— Разваливаешь, пишут, работу, — заговорил Савватеев и стал излагать Федору Ивановичу содержание письма, которое лежало перед ним на столе. В письме подробно описывалась суть новшеств, введенных Федором Ивановичем, но освещались эти новшества тенденциозно, расценивались как самодурство первого секретаря, как его неумение работать, как противопоставление себя аппарату райкома.
— Мерзавец тот, кто это пишет! — сказал Федор Иванович. — Ты мне его фамилию лучше не объявляй. А то найду и надаю подлецу по морде! — Федор Иванович начал сам рассказывать о тех улучшениях, которые он счел нужным внести в работу райкомовского аппарата.
Савватеев слушал внимательно, по временам записывал. Он сказал потом:
— Все это очень интересно. Но не перегнуть бы. Не зря же еще до нас с тобой установлены специальные формы и методы работы. Они проверены, испытаны. Гляди, попадешь в историю. Я тебя пока что не осуждаю, но и особенно-то поддерживать не решусь. Эксперимент, и небезопасный. Гляди, товарищ Макаров!
— Но ведь есть же решения против канцелярщины, — сказал Федор Иванович.
— Есть-то они есть. Но и без бумаги нельзя.
Федор Иванович удивился: Савватеев сказал это теми же словами, что и товарищ Иванов.
С течением времени Федор Иванович убеждался в том, что его новшества идут на пользу дела. Дела решались проще и оперативнее, в отделах не составляли длиннейших решений, по месяцу, по два не ждали дня вынесения их на бюро, как бывало. Инструкторы почти все дни недели проводили на предприятиях, знание жизни этих организаций у них складывалось не по бумагам, а по собственным наблюдениям и впечатлениям. Поэтому, в случае неполадок где-либо, туда немедленно выезжали инструкторы, а то и заведующий отделом. Разбирались на месте обстоятельно, основательно.

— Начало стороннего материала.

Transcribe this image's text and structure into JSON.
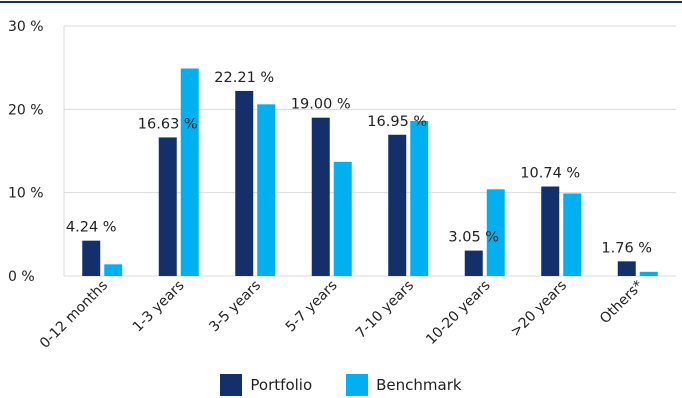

Федор Иванович и другие секретари тоже почти каждый день бывали на предприятиях. Живей пошла партийная работа, энергичнее, горячей. Только товарищ Иванов всем был недоволен. «В кого мы превратились? — говорил он мрачно. — В Гарун аль-Рашидов. Бродим среди народа и слушаем, что говорит он, вместо того чтобы самим давать указания». Главным Гарун аль-Рашидом товарищ Иванов называл Федора Ивановича.

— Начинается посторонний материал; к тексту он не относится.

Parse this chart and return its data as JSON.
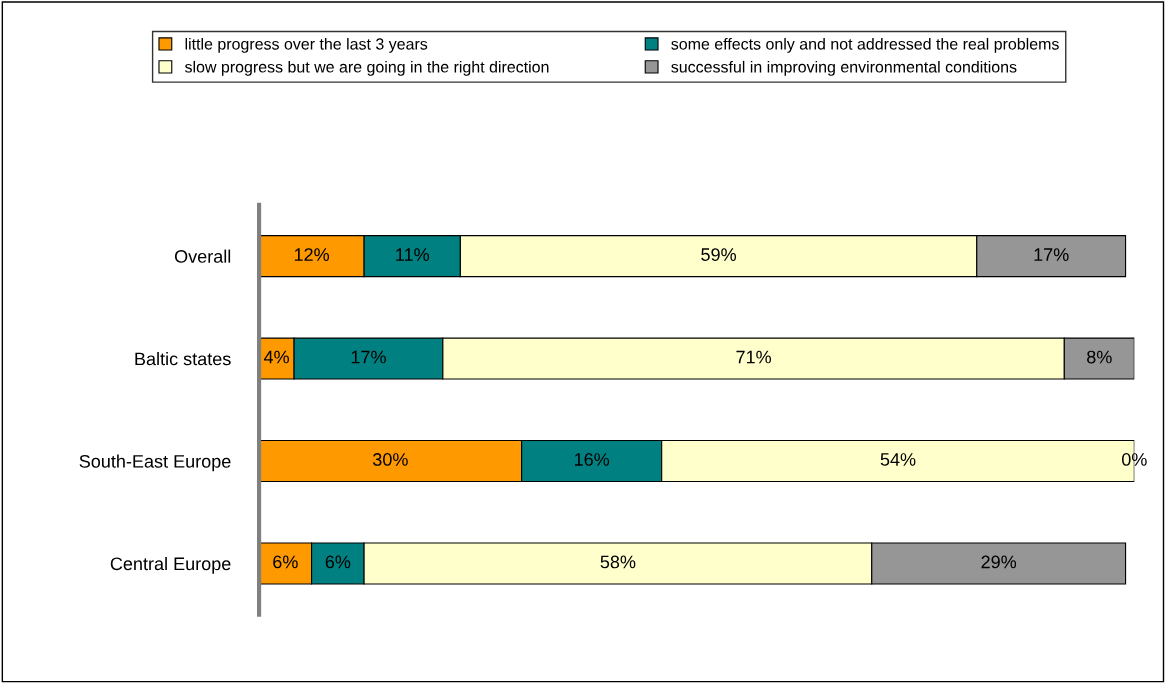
{
  "chart_data": {
    "type": "bar",
    "orientation": "horizontal",
    "stacked": true,
    "grid": false,
    "legend": "top",
    "tick_labels": "y",
    "categories": [
      "Overall",
      "Baltic states",
      "South-East Europe",
      "Central Europe"
    ],
    "series": [
      {
        "name": "little progress over the last 3 years",
        "color": "#ff9900",
        "values": [
          12,
          4,
          30,
          6
        ],
        "value_labels": [
          "12%",
          "4%",
          "30%",
          "6%"
        ]
      },
      {
        "name": "some effects only and not addressed the real problems",
        "color": "#008080",
        "values": [
          11,
          17,
          16,
          6
        ],
        "value_labels": [
          "11%",
          "17%",
          "16%",
          "6%"
        ]
      },
      {
        "name": "slow progress but we are going in the right direction",
        "color": "#ffffcc",
        "values": [
          59,
          71,
          54,
          58
        ],
        "value_labels": [
          "59%",
          "71%",
          "54%",
          "58%"
        ]
      },
      {
        "name": "successful in improving environmental conditions",
        "color": "#969696",
        "values": [
          17,
          8,
          0,
          29
        ],
        "value_labels": [
          "17%",
          "8%",
          "0%",
          "29%"
        ]
      }
    ]
  }
}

Федор Иванович действительно любил бывать в народе и с народом. Бывшего заводского слесаря тянуло на заводы. Но он не бродил там молчаливым подслушивающим повелителем Багдада, он любил и сам поговорить, рассказать, что он думает, как думает, к чему стремится. Начав с того памятного разговора с бабкой Леньки, он много занимался постановкой лечебного дела в районе, и когда у него накопился обширный материал, появились мысли и предложения, Федор Иванович созвал медицинский актив района. Открылось такое множество недостатков, что даже перечень их, составленный Федором Ивановичем, оказался далеко не полным. Многие из этих недостатков можно было исправить и устранить своими силами тут же, в районе. Например, никаких правительственных решений не требовалось для того, чтобы медицинский персонал относился к больным более чутко, внимательно, заботливо, чтобы в лечебных помещениях всегда было хорошо натоплено. Но некоторые вопросы — вопросы повышения заработной платы, уменьшения нагрузки на каждого врача амбулатории — требовали того, чтобы горком или обком обратились с ними в правительство. Федор Иванович написал об этом в горком.
Сложна была жизнь в районе. В натуре она сильно отличалась от той, которую пытались отразить сводки, ведомости и отчеты, даже если на их составление уходило не восемь тысяч арифметических действий, а полных сто или двести тысяч, или даже миллион. Жизнь арифметики не признавала.
Павла Петровича на институтском дворе поймал Мукосеев, тот самый научный сотрудник, о котором говорили, что он вот уже три года ухитряется ничего не делать.
— Здравствуй, директор! — сказал Мукосеев тихо и мрачно. — Мне надо с тобой поговорить. В кабинеты ходить не люблю. На глазах у начальства тереться — тоже. Давай присядем где-нибудь.
Павел Петрович сказал, что ему некогда, что его ждут. Но от Мукосеева не так-то просто было отделаться. Неповоротливый и толстый, почти квадратный человек загораживал дорогу; в глазах у него было то страшное, отвратительное, чего люди боятся и что они ненавидят, — предательство.
Трудно объяснить, что это значит — предательство в глазах — и как оно выглядит. Трудно потому, что каждый определяет его по-своему, у каждого есть на то свои приметы. Для Павла Петровича такой приметой была фальшивая доверительность, с которой Мукосеев обращался к нему.